In April 2025, Sanofi entered into a licensing agreement with Earendil Labs, securing the global exclusive rights to two bispecific antibody drugs, HXN-1002 (α4β7/TL1A) and HXN-1003 (TL1A/IL-23), for an upfront payment of $125 million. Both drug candidates are focused on autoimmune and inflammatory diseases, with TL1A considered one of the most promising yet highly competitive targets in the immunology-inflammation field in recent years.
Eight months later, Sanofi has once again chosen Earendil Labs, and this time the deal is no longer limited to a single pipeline.Instead, it directly incorporates Earendil Labs' AI drug discovery platform into the early stages of multiple Sanofi R&D projects.
Specifically, Earendil Labs is an affiliate of Huashen Zhiyao, which focuses on AI + high-throughput antibody optimization. Huashen Zhiyao was incubated by the Artificial Intelligence Industry Research Institute of Tsinghua University and has developed various innovative algorithms for protein drug design and modeling. Its AI antibody design platform, Helixon Design, can simulate molecular interactions on a large scale, efficiently design multi-target antibodies, and significantly shorten the R&D cycle.

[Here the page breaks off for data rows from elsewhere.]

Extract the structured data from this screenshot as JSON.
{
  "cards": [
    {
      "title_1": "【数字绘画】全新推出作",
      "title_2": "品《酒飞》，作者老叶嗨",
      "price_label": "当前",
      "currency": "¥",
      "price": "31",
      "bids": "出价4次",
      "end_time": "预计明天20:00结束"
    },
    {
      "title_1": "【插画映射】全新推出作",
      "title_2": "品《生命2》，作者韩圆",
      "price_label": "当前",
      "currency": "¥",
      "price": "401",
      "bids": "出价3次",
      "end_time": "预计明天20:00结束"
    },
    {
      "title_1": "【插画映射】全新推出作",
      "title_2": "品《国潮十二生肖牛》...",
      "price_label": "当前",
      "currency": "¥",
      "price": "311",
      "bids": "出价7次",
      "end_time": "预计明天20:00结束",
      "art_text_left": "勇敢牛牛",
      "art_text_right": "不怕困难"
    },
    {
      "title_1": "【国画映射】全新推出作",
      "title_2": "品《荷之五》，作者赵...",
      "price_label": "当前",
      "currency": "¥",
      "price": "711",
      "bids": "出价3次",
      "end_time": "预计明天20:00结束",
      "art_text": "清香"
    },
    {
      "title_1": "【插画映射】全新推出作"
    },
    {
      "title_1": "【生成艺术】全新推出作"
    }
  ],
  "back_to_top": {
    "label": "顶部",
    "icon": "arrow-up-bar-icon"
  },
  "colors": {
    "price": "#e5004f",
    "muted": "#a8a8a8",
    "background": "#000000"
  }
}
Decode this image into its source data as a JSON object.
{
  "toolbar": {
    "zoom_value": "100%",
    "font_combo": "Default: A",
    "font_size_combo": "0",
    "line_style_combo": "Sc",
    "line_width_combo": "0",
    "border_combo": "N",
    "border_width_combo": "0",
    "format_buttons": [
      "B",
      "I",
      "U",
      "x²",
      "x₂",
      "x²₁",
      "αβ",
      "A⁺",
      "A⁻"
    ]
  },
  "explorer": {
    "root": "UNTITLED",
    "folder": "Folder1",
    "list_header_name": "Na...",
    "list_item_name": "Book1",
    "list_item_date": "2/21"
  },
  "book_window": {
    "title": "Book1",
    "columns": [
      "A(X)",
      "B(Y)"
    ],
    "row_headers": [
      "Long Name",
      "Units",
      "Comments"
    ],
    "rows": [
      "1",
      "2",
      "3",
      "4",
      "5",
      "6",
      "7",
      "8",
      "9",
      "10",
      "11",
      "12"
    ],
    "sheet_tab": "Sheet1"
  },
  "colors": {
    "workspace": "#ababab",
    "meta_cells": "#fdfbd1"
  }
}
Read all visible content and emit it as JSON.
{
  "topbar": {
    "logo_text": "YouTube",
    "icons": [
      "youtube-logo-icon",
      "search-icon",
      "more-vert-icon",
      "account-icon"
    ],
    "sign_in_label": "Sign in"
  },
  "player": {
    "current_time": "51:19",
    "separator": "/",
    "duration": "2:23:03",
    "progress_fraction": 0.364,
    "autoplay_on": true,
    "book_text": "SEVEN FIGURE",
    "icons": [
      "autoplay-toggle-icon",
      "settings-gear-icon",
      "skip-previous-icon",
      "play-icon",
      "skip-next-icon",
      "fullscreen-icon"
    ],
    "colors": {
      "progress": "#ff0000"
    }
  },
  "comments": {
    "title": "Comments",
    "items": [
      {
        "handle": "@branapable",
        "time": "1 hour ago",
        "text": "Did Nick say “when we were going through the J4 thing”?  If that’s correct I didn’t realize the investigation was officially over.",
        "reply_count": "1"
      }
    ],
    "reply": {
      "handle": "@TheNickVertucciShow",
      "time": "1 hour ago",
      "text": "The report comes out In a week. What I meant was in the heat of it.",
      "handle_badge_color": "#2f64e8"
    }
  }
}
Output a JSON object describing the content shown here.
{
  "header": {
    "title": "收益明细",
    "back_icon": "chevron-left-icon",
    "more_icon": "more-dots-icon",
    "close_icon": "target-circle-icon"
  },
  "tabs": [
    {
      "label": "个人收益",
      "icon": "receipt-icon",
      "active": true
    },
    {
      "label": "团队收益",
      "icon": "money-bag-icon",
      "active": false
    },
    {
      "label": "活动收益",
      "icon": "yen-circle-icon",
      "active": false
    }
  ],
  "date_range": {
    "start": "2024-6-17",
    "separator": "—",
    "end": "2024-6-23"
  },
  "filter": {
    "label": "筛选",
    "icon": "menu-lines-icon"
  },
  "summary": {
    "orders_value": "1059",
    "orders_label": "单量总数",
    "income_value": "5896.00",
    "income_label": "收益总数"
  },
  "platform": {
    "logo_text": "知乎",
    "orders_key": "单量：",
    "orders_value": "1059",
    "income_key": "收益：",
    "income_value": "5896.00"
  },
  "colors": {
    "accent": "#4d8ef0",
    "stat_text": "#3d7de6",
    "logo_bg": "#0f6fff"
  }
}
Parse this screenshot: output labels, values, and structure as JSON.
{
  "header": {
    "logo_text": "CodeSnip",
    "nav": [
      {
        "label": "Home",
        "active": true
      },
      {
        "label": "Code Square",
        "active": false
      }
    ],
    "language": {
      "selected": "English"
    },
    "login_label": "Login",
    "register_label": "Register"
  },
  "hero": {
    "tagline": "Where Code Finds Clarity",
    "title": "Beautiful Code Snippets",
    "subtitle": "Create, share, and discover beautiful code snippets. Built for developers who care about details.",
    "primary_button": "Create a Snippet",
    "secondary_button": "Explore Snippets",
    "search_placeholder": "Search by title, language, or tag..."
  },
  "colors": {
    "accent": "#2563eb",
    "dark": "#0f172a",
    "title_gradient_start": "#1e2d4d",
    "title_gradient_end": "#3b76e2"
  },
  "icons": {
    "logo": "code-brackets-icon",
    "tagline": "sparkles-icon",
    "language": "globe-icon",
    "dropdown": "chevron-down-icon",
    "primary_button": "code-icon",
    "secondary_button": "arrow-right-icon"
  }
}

From a technical perspective, the collaboration between Earendil Labs and Sanofi leverages a proprietary platform combining generative AI and experimental validation to efficiently and precisely discover and optimize biologics with "first-in-class" or "best-in-class" potential. Sanofi contributes its global clinical development network and commercialization capabilities in immunology, enabling both parties to jointly accelerate the progression of candidate drugs from the lab to patients.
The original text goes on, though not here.